Tuesday 16 June 2015

Illegally Parked

As a courier driver I am sometimes faced with quite impossible challenges.  A recent example was an urgent mid-afternoon delivery to a shopping precinct, where access is normally permitted only before 10.00 a.m. or after 7.30 p.m.  On such occasions, the only solution is to drive as close as possible, park on yellow lines where there are no kerb markings, and hope that a notice in my windscreen will remind any passing traffic warden of the difference between ‘parked’ and ‘loading’.

Such experiences are surprisingly common.  Sometimes they’re met by an understanding official who realises the dilemma and ignores the offence; sometimes by a ‘jobsworth’ who sees no further than that a vehicle is illegally parked and that he must issue a parking ticket.

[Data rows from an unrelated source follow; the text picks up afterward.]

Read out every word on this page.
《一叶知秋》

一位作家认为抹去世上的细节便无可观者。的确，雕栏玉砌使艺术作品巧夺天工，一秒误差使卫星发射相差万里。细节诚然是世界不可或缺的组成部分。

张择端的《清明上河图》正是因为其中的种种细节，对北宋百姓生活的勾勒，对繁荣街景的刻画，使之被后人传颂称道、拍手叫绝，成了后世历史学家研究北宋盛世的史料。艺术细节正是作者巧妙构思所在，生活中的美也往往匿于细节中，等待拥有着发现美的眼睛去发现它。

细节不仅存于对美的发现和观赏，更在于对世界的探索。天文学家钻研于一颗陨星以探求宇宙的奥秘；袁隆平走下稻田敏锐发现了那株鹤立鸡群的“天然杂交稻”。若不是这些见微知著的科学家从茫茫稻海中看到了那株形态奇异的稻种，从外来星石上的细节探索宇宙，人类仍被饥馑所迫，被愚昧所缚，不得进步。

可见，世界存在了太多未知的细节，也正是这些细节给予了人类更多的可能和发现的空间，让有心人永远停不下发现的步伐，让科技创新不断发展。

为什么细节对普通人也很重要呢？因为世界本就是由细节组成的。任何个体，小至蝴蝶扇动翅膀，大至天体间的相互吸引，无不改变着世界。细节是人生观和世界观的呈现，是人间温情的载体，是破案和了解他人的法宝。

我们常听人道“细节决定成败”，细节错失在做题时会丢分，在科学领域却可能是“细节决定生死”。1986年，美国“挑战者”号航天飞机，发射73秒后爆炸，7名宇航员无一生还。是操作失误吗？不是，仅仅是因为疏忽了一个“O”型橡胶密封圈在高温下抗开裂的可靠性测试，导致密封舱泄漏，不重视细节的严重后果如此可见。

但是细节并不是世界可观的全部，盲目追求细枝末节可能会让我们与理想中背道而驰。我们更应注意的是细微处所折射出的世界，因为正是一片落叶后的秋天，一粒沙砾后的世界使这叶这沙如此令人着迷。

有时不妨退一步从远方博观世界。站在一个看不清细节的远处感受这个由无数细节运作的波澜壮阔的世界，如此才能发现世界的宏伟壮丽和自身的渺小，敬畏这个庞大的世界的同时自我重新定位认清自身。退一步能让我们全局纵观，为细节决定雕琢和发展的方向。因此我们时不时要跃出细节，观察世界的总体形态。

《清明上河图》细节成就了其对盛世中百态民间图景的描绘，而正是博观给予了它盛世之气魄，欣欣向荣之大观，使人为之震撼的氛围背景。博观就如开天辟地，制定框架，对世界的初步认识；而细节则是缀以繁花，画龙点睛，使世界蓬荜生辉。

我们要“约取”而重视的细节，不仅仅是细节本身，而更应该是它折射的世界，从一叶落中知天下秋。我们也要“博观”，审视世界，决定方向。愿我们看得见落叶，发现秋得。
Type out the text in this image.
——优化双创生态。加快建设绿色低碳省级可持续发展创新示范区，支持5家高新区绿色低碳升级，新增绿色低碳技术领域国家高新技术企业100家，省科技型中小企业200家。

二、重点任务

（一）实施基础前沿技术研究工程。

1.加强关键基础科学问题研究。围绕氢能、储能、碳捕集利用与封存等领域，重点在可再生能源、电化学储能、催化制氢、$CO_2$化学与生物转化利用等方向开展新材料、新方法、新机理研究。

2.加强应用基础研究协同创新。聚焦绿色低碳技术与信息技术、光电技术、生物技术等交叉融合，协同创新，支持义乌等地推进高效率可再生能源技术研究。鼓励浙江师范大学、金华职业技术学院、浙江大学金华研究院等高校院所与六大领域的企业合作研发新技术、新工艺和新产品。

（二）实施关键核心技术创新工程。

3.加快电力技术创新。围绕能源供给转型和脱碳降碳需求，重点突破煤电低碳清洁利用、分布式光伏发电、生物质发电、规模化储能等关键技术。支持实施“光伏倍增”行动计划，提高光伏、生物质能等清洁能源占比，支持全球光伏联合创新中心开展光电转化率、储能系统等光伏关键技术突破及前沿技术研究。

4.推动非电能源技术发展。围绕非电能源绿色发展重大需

One day, I had to deliver a heavy parcel to a building site that was on the far side of a public car park.  I sought advice from the attendant about the best way to get there.  The only way, he said, was to drive through the car park and, yes, that would be quite all right.  I went back to the van and entered the car park.  Having completed my delivery, I made my way to the exit, where I expected the attendant to press a button to lift the barrier for me.  I waited … but nothing happened.  I tooted … still nothing.  I tooted again, and the attendant beckoned me over to his kiosk.

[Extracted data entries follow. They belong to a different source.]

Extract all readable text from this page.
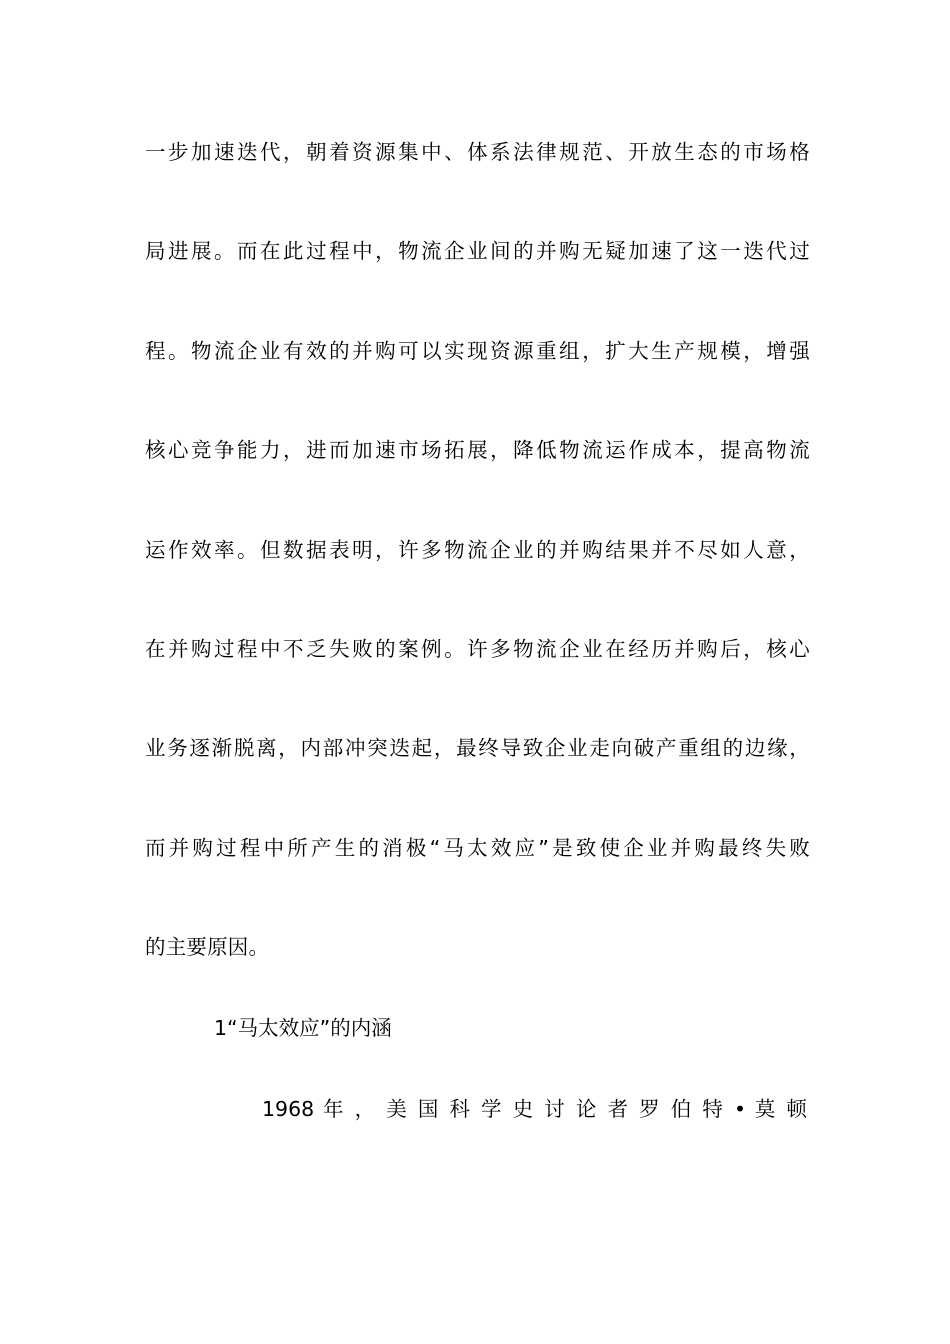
一步加速迭代，朝着资源集中、体系法律规范、开放生态的市场格
局进展。而在此过程中，物流企业间的并购无疑加速了这一迭代过
程。物流企业有效的并购可以实现资源重组，扩大生产规模，增强
核心竞争能力，进而加速市场拓展，降低物流运作成本，提高物流
运作效率。但数据表明，许多物流企业的并购结果并不尽如人意，
在并购过程中不乏失败的案例。许多物流企业在经历并购后，核心
业务逐渐脱离，内部冲突迭起，最终导致企业走向破产重组的边缘，
而并购过程中所产生的消极“马太效应”是致使企业并购最终失败
的主要原因。
1“马太效应”的内涵
1968 年 ， 美 国 科 学 史 讨 论 者 罗 伯 特 • 莫 顿
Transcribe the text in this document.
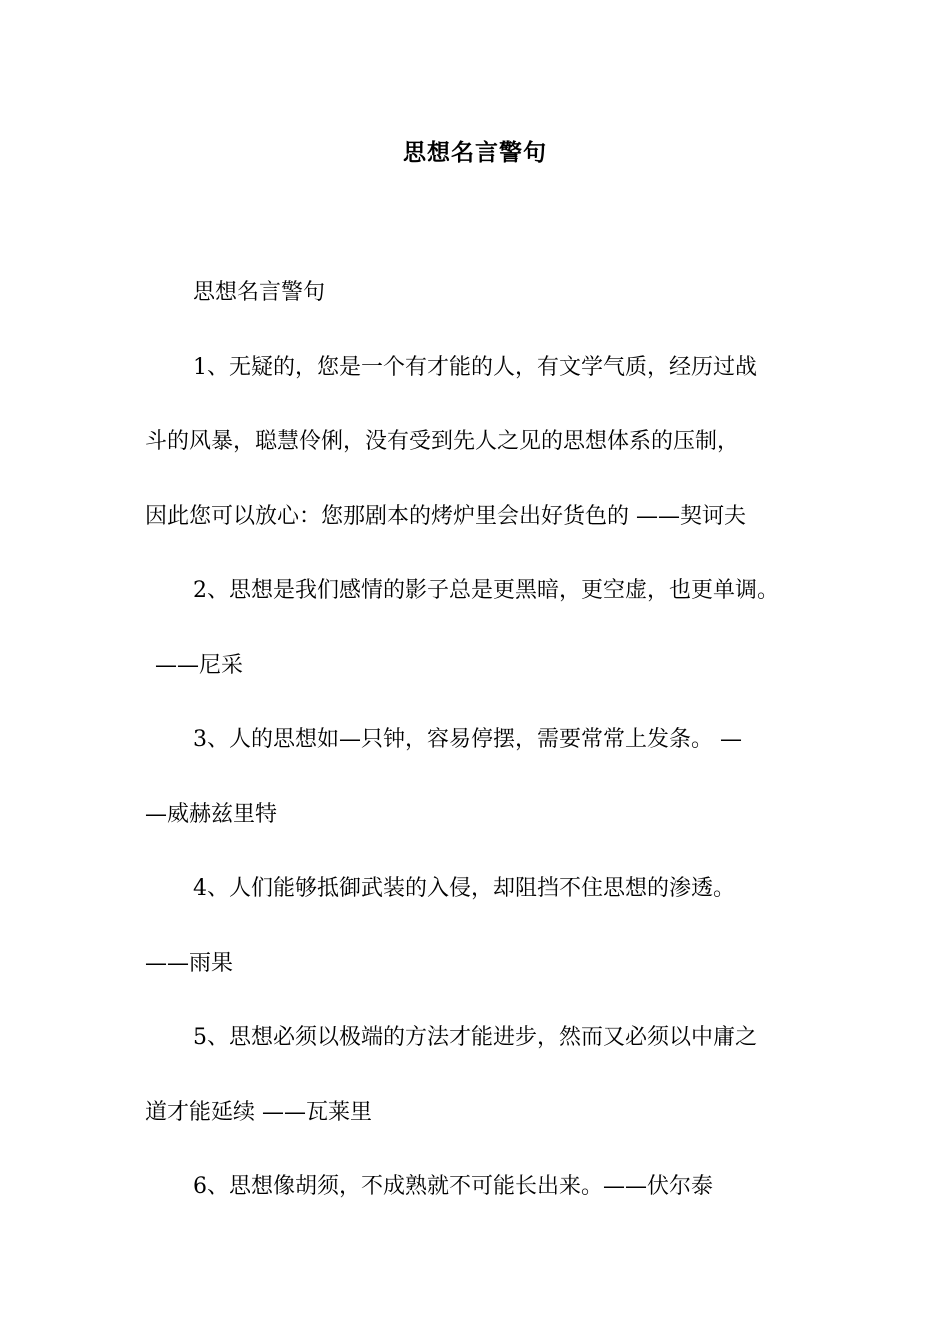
思想名言警句
思想名言警句
1、无疑的，您是一个有才能的人，有文学气质，经历过战
斗的风暴，聪慧伶俐，没有受到先人之见的思想体系的压制，
因此您可以放心：您那剧本的烤炉里会出好货色的 ——契诃夫
2、思想是我们感情的影子总是更黑暗，更空虚，也更单调。
——尼采
3、人的思想如—只钟，容易停摆，需要常常上发条。 —
—威赫兹里特
4、人们能够抵御武装的入侵，却阻挡不住思想的渗透。
——雨果
5、思想必须以极端的方法才能进步，然而又必须以中庸之
道才能延续 ——瓦莱里
6、思想像胡须，不成熟就不可能长出来。——伏尔泰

‘He’s going to make me pay a parking fee,’ I thought, angrily. ‘He was the one who said it would be all right to drive straight in.  He didn’t mention a charge!’  Prepared to argue the point, I walked over.  The attendant explained, quite amiably, that he was unable to operate the barrier remotely from the kiosk, but that I would need a ticket to put in the machine.  He gave me a visitors’ pass, the barrier opened as I inserted it, and I was quickly on my way.

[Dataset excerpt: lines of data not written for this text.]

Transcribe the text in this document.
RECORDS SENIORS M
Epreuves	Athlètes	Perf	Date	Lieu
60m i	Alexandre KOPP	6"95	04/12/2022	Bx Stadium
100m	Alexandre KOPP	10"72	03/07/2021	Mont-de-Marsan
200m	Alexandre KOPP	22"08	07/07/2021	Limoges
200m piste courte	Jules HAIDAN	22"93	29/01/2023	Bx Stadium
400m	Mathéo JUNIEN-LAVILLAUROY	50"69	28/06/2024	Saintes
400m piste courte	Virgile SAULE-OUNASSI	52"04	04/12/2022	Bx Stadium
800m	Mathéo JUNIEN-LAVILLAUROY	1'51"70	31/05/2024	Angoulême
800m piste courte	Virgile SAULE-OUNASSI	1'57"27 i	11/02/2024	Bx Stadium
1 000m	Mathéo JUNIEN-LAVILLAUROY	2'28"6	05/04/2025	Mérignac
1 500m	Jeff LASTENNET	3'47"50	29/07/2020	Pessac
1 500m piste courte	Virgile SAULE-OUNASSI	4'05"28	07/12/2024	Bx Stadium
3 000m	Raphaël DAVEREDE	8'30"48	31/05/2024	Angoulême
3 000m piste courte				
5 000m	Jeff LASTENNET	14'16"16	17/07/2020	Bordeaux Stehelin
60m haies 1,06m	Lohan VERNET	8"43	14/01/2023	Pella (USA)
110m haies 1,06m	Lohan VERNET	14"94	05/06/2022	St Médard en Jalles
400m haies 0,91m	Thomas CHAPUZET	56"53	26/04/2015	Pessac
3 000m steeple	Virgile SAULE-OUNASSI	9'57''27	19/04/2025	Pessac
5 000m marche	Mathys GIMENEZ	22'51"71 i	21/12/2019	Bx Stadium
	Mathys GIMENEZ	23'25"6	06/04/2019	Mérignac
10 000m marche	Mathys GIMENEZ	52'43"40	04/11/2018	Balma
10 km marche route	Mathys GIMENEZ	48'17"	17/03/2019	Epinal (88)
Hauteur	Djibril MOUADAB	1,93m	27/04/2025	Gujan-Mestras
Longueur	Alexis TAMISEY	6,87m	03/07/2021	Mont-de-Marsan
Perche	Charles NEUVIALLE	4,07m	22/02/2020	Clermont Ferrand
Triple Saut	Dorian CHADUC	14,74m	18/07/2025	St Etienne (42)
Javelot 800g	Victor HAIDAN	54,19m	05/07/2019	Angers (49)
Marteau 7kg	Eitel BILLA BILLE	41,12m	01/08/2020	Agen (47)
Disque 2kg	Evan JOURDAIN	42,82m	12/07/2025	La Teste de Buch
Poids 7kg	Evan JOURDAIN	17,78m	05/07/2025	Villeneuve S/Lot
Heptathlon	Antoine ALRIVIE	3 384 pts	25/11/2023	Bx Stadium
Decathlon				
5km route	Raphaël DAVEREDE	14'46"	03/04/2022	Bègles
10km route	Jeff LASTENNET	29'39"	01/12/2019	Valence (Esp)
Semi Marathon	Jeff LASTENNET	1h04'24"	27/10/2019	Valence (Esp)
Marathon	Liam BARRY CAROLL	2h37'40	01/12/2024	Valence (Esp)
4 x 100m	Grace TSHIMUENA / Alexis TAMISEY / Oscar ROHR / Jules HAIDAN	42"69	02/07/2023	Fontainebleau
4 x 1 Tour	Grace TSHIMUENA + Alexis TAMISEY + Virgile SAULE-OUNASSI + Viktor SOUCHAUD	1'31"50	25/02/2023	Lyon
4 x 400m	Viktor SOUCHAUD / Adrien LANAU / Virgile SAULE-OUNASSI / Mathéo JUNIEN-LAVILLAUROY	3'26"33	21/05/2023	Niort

As I left, I thought of the parallel between parking and sin.  We all sin; we can’t help it (Romans 3:23).  And just as there is a fixed penalty for parking in the wrong place, so there is a fixed penalty for sin.  St. Paul spelled it out, ‘The wages of sin is death.’ (Romans 6:23).  That penalty has to be paid, in the same way that the machine had to have a ticket to operate the barrier so that I could drive away.  Our release from sin – the only way we can avoid the death penalty – is to accept a gift.  In this case it’s not a tangible gift like the visitors’ pass, but the gift of Jesus’ death on the Cross.  And it has to be accepted as a gift.  It’s not a right, nor something we can earn, or pay for.  That’s where the car park illustration falls down, because we can buy a car park ticket.  When it comes to sin, we have to humble ourselves sufficiently to accept the gift of Jesus’ life, freely given (John 10:17-18; I John 3:16).  It’s the ‘Get out of Jail Free’ card on the Monopoly board of eternity.

Happy motoring – and parking – this summer.